Clip and take to the polls: Here's a quick rundown on the 11 measures on the fall ballot.

Comments

Discussion Guidelines

Posted by bettymedsger on June 29 at 6:35 a.m.

Jerry,
So glad to see you are writing about poltiics and look forward to being enlightened by you again.

I also read and appreciated that Washington Post story yesterday about the Princeton professor who traced the false web rumors about Obama. One thing puzzled me. Since truth is the underlying theme of that story, I saw no evidence that the reporter had asked the people who spread this false information whether they had tried to determine -- or cared about -- whether the information they were disseminating to an audience of potentially millions was accurate.

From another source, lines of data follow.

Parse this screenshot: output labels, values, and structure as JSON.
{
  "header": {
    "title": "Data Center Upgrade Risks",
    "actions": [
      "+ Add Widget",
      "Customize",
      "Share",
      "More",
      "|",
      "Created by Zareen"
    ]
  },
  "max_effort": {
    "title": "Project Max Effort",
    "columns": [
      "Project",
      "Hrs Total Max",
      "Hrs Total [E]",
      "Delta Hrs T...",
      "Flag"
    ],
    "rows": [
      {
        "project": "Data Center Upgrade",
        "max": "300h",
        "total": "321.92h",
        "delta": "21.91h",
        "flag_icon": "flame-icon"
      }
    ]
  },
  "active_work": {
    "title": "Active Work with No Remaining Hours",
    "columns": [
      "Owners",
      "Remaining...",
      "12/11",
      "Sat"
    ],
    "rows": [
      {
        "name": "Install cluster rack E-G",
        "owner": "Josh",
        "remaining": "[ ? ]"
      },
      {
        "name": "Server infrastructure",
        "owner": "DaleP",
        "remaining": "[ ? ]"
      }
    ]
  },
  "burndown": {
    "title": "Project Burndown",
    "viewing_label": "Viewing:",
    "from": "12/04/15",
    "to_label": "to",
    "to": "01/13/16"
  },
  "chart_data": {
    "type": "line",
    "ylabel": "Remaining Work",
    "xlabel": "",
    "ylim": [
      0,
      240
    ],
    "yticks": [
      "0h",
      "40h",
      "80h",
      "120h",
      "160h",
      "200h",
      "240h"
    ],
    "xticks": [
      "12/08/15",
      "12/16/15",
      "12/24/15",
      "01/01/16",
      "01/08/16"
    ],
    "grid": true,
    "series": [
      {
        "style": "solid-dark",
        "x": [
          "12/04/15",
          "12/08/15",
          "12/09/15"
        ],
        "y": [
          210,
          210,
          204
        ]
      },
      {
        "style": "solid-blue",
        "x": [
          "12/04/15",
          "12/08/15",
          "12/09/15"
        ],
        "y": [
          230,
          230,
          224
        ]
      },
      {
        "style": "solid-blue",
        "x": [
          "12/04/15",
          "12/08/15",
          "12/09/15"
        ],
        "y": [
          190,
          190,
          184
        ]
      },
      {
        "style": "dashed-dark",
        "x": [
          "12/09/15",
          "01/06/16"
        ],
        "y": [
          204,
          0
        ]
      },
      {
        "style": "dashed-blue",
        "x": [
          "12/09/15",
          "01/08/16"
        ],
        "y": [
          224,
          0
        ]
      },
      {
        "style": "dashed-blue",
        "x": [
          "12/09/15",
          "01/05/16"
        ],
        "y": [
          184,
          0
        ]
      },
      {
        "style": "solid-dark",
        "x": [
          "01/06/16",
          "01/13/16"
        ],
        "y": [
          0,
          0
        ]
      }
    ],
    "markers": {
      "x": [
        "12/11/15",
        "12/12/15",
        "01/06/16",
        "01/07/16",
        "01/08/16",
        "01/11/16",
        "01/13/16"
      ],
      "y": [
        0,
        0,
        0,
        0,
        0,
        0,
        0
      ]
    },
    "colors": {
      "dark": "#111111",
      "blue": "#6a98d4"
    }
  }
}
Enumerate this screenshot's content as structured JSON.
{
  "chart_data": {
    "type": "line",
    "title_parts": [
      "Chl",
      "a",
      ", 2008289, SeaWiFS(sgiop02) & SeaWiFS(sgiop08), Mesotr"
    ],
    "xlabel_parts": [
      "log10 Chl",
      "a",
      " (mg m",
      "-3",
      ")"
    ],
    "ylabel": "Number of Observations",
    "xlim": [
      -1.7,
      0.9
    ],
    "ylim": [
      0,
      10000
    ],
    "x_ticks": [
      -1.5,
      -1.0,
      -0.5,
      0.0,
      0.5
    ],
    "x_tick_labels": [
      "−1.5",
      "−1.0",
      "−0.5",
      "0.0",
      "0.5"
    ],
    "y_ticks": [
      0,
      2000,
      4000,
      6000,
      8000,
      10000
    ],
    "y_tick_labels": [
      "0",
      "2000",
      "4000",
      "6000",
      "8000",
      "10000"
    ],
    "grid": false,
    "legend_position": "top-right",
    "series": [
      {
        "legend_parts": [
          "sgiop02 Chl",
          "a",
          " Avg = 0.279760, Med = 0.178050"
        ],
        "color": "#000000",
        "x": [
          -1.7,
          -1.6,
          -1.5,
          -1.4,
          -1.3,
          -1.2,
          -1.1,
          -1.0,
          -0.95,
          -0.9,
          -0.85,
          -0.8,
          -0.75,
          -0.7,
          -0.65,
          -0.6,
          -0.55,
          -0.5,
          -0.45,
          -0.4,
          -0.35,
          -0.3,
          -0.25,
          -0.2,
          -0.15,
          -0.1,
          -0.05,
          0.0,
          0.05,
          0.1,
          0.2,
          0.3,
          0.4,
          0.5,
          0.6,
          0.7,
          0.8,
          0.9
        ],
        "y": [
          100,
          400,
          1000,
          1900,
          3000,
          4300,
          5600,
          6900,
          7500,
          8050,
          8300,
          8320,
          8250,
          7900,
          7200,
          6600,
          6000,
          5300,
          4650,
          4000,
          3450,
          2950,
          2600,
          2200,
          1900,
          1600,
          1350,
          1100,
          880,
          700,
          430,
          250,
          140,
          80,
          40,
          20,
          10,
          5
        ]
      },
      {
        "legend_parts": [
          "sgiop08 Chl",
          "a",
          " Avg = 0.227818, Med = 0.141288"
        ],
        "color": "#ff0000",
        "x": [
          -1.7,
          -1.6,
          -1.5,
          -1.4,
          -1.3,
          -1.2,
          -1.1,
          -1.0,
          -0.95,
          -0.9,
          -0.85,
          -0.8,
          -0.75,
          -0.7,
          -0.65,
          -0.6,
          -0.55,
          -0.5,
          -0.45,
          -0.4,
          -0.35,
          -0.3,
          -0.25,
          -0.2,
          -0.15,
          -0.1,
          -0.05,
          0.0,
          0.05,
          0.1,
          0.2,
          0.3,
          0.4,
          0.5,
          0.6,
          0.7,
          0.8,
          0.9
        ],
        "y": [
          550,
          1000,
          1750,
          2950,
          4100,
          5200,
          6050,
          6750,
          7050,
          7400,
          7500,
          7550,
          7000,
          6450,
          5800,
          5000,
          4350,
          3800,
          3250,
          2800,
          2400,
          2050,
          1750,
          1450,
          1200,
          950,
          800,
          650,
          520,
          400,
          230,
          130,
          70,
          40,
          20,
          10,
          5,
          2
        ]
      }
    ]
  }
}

I think that question has to be asked constantly as we move into ever more efficient means of spreading both truth and lies and with most people ill-equipped to verify what they receive. Some journalists, not just people political dirty slingers, are extremely casual about being willing to suggest damning information without checking it. The other day a memo was published on Romenesko, that great online source of news about all things journalism, in which the writer of the memo, a journalist, asked if others had noticed that since cartoonist Gary Trudeau had returned from a few months off his writing had changed significantly. The writer suggested darkly that perhaps awful things had happened to Trudeau. I wrote to the writer: "Did you ask Trudeau about this? That might be the simplest way to answer the question." To which he responded: "Oddly, I didn't think to. He's famously reclusive, but I am a reporter, so you might think I'd ask!"

Yes!

All of this reminds me of a book you and your readers might enjoy -- True Enough: Learning to Live in a Post-Fact Society by Farhad Manjoo. It contains many important insights.

Best wishes,
Betty Medsger

Posted by JoeHill on June 29 at 10 p.m.

Mr. Roberts, reapportionment is a high-minded idea whose time has not come. No doubt competitive races would heighten participation, but so would taking money out of contention, and so would an end to disenfranchisement -- through intimidation, disqualification of ex-felons, exclusive ID requirements, and unreliable voting mechanisms brought to us by the likes of Diebold. Not to mention more inspiring politicians. One of the problems with reapportionment is that it's a game of chicken: why should a Republican-gerrymandered state like Texas be allowed to continue its Delayist ways while California becomes "fair"? Reapportionment won't reap true equity until all states are prepared to take the plunge. In the meantime, we should move full speed ahead to make sure all votes are counted as cast, get the influence of money and the dominance of the two parties minimized, and while we dream of a better political future, I will light a pipe with smoking material of unknown origin.